Playing is a huge part of dogs’ lives, not only as entertainment but as a way to stay physically and mentally in shape. We could all probably use more playtime in our busy lives, so when you take your dog out for a walk, run in the park, or play in the garden, think of all the benefits that fun time has for both of you. However, when matching your pooch’s energy is not possible, getting them toys is the next best solution.
Are Toys Good for Dogs?
Many vets and long-time dog owners will tell you that playthings are essential for dogs’ entertainment and stimulation. They can prevent destructive behaviour, provide them with much-needed exercise, and develop their character. Buying the right dog toy is more than just picking up the first one you see on the shelf. You need to think about their purpose, how safe they are for your dog, as well as the size and breed of your pet.
With the increasing offer of pet toys, it could be puzzling which ones to buy and which ones to pass on. To help you in making a well-informed decision, we will go over some of the things you should be cautious about and some of the features of good toys.
Things to Be Cautious About
You have probably come across all kinds of eye-catching items with popping colours and various decorations. And even though they may look attractive to your dogs, they can often be dangerous.
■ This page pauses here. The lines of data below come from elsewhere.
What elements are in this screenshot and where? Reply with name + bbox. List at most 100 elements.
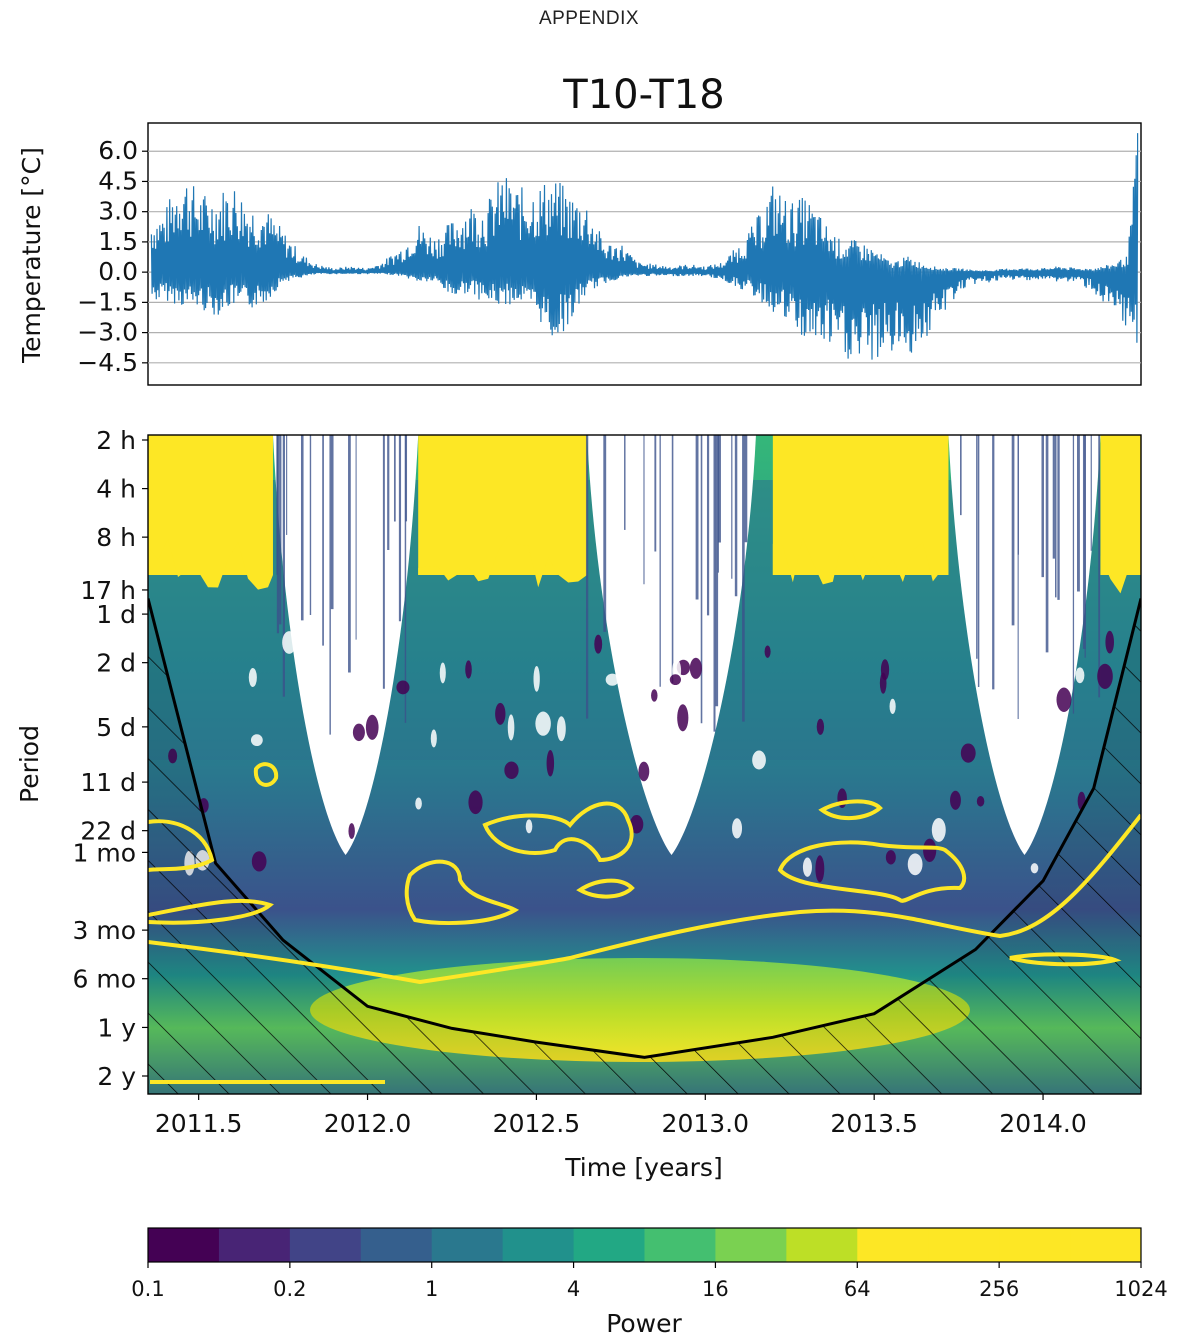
power-spot — [248, 667, 257, 688]
colorbar-tick-label: 4 — [567, 1277, 580, 1301]
period-tick-label: 11 d — [80, 768, 136, 797]
wavelet-panel: 2 h 4 h 8 h 17 h1 d 2 d 5 d 11 d 22 d1 mo 3 mo 6 … — [15, 426, 1142, 1182]
colorbar-tick-label: 1 — [425, 1277, 438, 1301]
power-spot — [651, 689, 658, 702]
y-tick-label: 4.5 — [98, 166, 138, 195]
power-spot — [546, 749, 555, 777]
power-spot — [365, 714, 379, 740]
period-tick-label: 22 d — [80, 817, 136, 846]
high-power-edge — [772, 537, 949, 585]
high-power-edge — [148, 539, 273, 590]
cone-of-influence-shade — [148, 598, 1141, 1094]
significance-contour — [148, 819, 215, 872]
power-spot — [669, 674, 681, 686]
y-tick-label: 3.0 — [98, 197, 138, 226]
temperature-y-label: Temperature [°C] — [17, 147, 46, 364]
y-tick-label: 6.0 — [98, 136, 138, 165]
power-spot — [950, 790, 961, 810]
power-spot — [415, 797, 422, 810]
period-tick-label: 2 d — [96, 649, 136, 678]
colorbar-swatches — [148, 1228, 1142, 1262]
time-tick-label: 2013.0 — [662, 1109, 749, 1138]
power-spot — [348, 823, 355, 839]
colorbar-tick-label: 16 — [702, 1277, 729, 1301]
significance-contour — [148, 898, 274, 925]
power-spot — [605, 673, 619, 686]
high-power-edge — [418, 535, 588, 588]
colorbar-swatch — [431, 1228, 504, 1262]
colorbar-swatch — [786, 1228, 858, 1262]
power-spot — [504, 761, 519, 780]
power-spot — [907, 853, 923, 876]
colorbar-swatch — [857, 1228, 929, 1262]
power-spot — [439, 662, 446, 684]
power-spot — [764, 645, 771, 658]
high-power-edge — [1100, 540, 1141, 594]
colorbar-swatch — [928, 1228, 1000, 1262]
period-tick-label: 1 d — [96, 600, 136, 629]
colorbar-tick-label: 64 — [844, 1277, 871, 1301]
power-spot — [994, 745, 1003, 774]
temperature-axes-frame — [147, 122, 1142, 386]
power-spot — [960, 743, 976, 763]
power-spot — [1105, 630, 1114, 654]
power-spot — [732, 818, 743, 839]
power-spot — [465, 660, 472, 679]
period-tick-label: 5 d — [96, 713, 136, 742]
colorbar-swatch — [573, 1228, 645, 1262]
significance-contour — [818, 799, 883, 821]
time-tick-label: 2012.5 — [493, 1109, 580, 1138]
period-tick-label: 17 h — [80, 576, 136, 605]
colorbar: 0.1 0.2 1 4 16 64 256 1024 Power — [131, 1227, 1168, 1338]
significance-contour — [253, 762, 279, 787]
colorbar-swatch — [502, 1228, 575, 1262]
significance-contour — [777, 840, 967, 903]
colorbar-swatch — [715, 1228, 787, 1262]
power-spot — [677, 704, 689, 732]
time-tick-label: 2014.0 — [999, 1109, 1086, 1138]
power-spot — [1075, 667, 1085, 684]
power-spot — [533, 665, 540, 692]
y-tick-label: −3.0 — [77, 318, 138, 347]
low-power-region — [948, 435, 1101, 855]
colorbar-ticks: 0.1 0.2 1 4 16 64 256 1024 — [131, 1262, 1168, 1301]
period-y-ticks: 2 h 4 h 8 h 17 h1 d 2 d 5 d 11 d 22 d1 mo 3 mo 6 … — [72, 426, 148, 1091]
period-tick-label: 1 mo — [72, 838, 136, 867]
period-y-label: Period — [15, 725, 44, 803]
colorbar-tick-label: 256 — [979, 1277, 1019, 1301]
power-spot — [594, 634, 603, 654]
power-spot — [885, 850, 896, 865]
time-tick-label: 2012.0 — [324, 1109, 411, 1138]
colorbar-label: Power — [606, 1309, 682, 1338]
power-spot — [931, 817, 946, 842]
low-power-region — [272, 435, 419, 855]
power-spot — [815, 855, 825, 883]
significance-contour — [576, 878, 635, 899]
power-spot — [629, 814, 644, 834]
power-spot — [430, 729, 437, 748]
colorbar-tick-label: 0.2 — [273, 1277, 306, 1301]
power-spot — [396, 680, 410, 695]
period-tick-label: 2 h — [96, 426, 136, 455]
power-spot — [468, 790, 483, 815]
cone-of-influence-hatch — [148, 598, 1141, 1094]
period-tick-label: 3 mo — [72, 916, 136, 945]
colorbar-swatch — [999, 1228, 1071, 1262]
colorbar-tick-label: 1024 — [1114, 1277, 1167, 1301]
wavelet-axes-frame — [147, 434, 1142, 1095]
temperature-series-line — [150, 133, 1139, 360]
power-spot — [1056, 687, 1072, 712]
power-spot — [1030, 863, 1039, 874]
colorbar-swatch — [289, 1228, 362, 1262]
power-spot — [507, 714, 515, 741]
power-spot — [802, 857, 812, 877]
time-x-ticks: 2011.5 2012.0 2012.5 2013.0 2013.5 2014.0 — [155, 1094, 1087, 1138]
power-spot — [282, 631, 297, 654]
colorbar-swatch — [148, 1228, 220, 1262]
time-tick-label: 2013.5 — [830, 1109, 917, 1138]
power-spot — [752, 750, 766, 770]
power-spot — [343, 771, 350, 785]
significance-contour — [1009, 952, 1122, 967]
power-spot — [250, 734, 263, 747]
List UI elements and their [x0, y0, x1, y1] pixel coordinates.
When getting new toys, keep an eye on the following:
- Size of toys – And your dog’s current size. Small balls, stuffed animals or any toy that has small parts can be easily swollen and become lodged in the dog’s mouth or throat, so choose appropriate sizes.
- Loose decorations – Strings, ribbons, bells, and plastic eyes can be easily chewed off and ingested, which may lead to discomfort or in more serious cases – a trip to the vet.
- Squeakers – Many dogs feel they must find and destroy the squeak source buried inside the toy, so they quickly dig into it. Take note of this and supervise the play.
- Filling – Soft toys are easily destructible, and although no filling is digestible, some are extremely harmful, like nutshells and polystyrene beads. Check the labels for child or pet safety and choose sturdier items.
Some playthings should be used only under your supervision, especially if your dog likes chewing, tearing up the item, or is still very young. Depending on the dog’s size and their character, some items are safer and more fun than others.
There are several products that have earned the trust of the pet community and vets. Toys that have been tried and tested and proven to be safe and fun for different size dogs. They are meant to encourage the pups’ development, fit their chewing habits and keep them active in an acceptable way.
Play Together with Interactive Items
Dogs love running and fetching, pursuing balls and flying disks. This of course, means you need to participate. You can make the walk in the park more active and fun if you get a couple of exercise dog toys like frisbees in a variety of forms and sizes, or rubber products that bounce unpredictably. Retrieving the objects will mean good exercise for the dog and a lot of energy spent.
Ropes are another interactive plaything that can be fun when done properly. Training your dog to grab and release the toy on your command will take some time if you don’t want them to grab other things from your hands as well.
Keep Them Engaged with Distraction Toys
Pups get easily bored, and if they have nothing to do, they might turn to a destructive behaviour like chewing your belongings, the furniture or your favourite shoes. That’s why it’s a good idea to have a few items that will keep them distracted while you are busy. Food puzzles with small treats are an excellent example of boredom busters that also teach the dogs some coordination skills and patience.
Chew toys will not only keep them occupied but also help with the dog’s dental hygiene. Dental chew playthings for dogs are suitable for massaging the gum and eliminating food particles from the teeth. Chewing is a natural instinct for these animals; it relaxes them and makes them calm.
Get Them a ‘Friend’ for Comfort
Just like all of us, dogs can get lonely, experience separation anxiety or need a ‘friend’. A durable item that will withstand a lot of wear and tear can be a very comforting tool. These are usually soft plushy toys that can become precious to your dog. They love looking after them and spending time with them, which gives them a better ability to cope with periods when you are unavailable.
Keep Their Mind Stimulated
In addition to good physical activity, some dog breeds need good mental stimulation. Toys that require problem-solving will engage their brain, enhance their ability to learn, and develop new skills. Keeping their minds sharp and alert with games is a way to prevent dementia too or other mental issues common with older dogs. These items promote their natural behaviour such as foraging, exploring, and playing.
There are plenty of benefits that dogs get out of playing and let’s not forget that it is simply fun. Toys make dogs happy, help them relax, and keep stress levels at bay. They are fantastic at preventing problem behaviour such as excessive barking and inappropriate chewing. Get the most out of the toys by rotating them weekly and keep some easily accessible. This will also make it easier for you to complete your own tasks while your pet is playing.
But keep in mind, your four-legged friend needs ‘people time’, so no plaything can replace you completely. Interactive play is an opportunity for socialisation, learning about appropriate and inappropriate behaviour around people and other animals, and ultimately, catching some good fun.